Como o texto legal não menciona ativos virtuais, e evidentemente não poderia, pois estes sequer integram formalmente o Sistema Financeiro Nacional, qualquer tentativa de alargar a base de incidência exigiria nova lei aprovada pelo Congresso Nacional, em respeito ao princípio da legalidade estrita, nos termos do artigo 150, I, da Constituição Federal e do artigo 97, do Código Tributário Nacional.

Não se podendo de forma confundir a modificação de alíquota, pela mudança de hipótese de incidência, pois essa exigiria Lei.

Lembramos também que a regulamentação cambial em vigor confirma que stablecoins não se enquadram como “moeda estrangeira”. A Resolução BCB 277/2022 apenas faz referência genérica à compra ou venda de moeda estrangeira, sem contemplar ativos virtuais. Ciente desse vácuo, o próprio Banco Central lançou a Consulta Pública 111/2024 para propor a inclusão de “ativos virtuais denominados em moeda estrangeira” no regime cambial, prova de que o arcabouço atual não os abarca.
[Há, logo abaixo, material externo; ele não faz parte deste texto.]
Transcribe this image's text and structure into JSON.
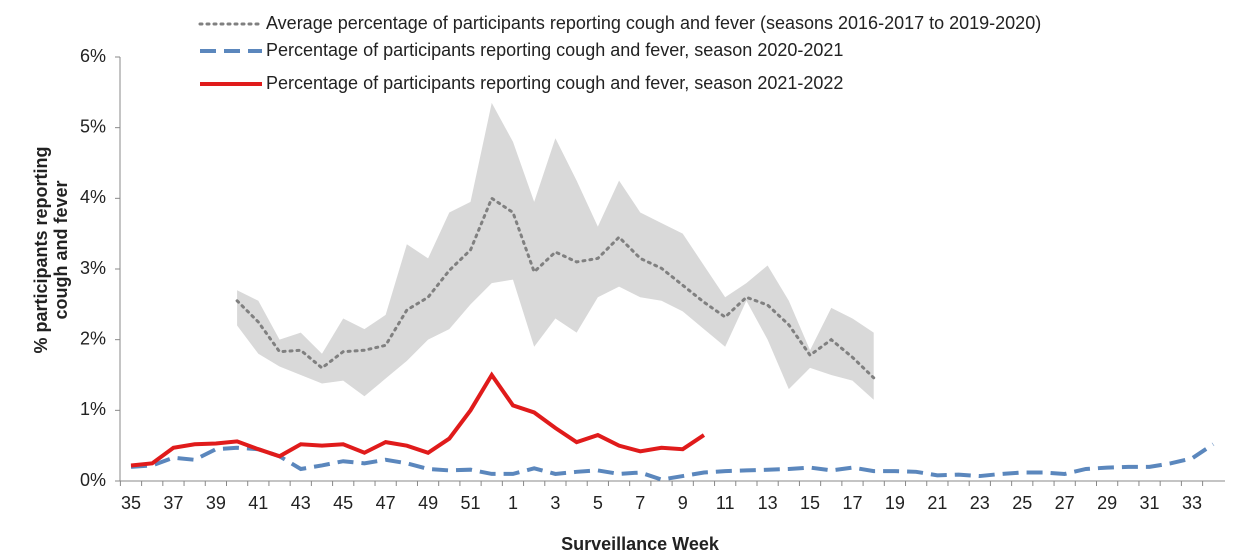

Dessa forma, decreto ou ato infralegal que incluísse transações de ativos virtuais configuraria exação sem suporte normativo, e logo inconstitucional em sua origem.

Por último, destacamos que os ativos virtuais foram explicitamente afastados pelo art. 3o da Lei 14.478/2022, que não os equipara a moeda nacional, moeda estrangeira ou valor mobiliário, sendo descabido no atual sistema legal, querer sujeitar as transações com stablecoins (ou quaisquer ativos virtuais) ao IOF.

A Reforma Tributária foi um avanço, mas é fundamental o avanço da Reforma Fiscal e da Reforma Administrativa, não para reduzir serviços essenciais, para dar um basto aos inúmeros privilégios de umas poucas categorias.

Charles Machado

Consultor e Advogado Tributarista, com atuação em Mercado de Capitais.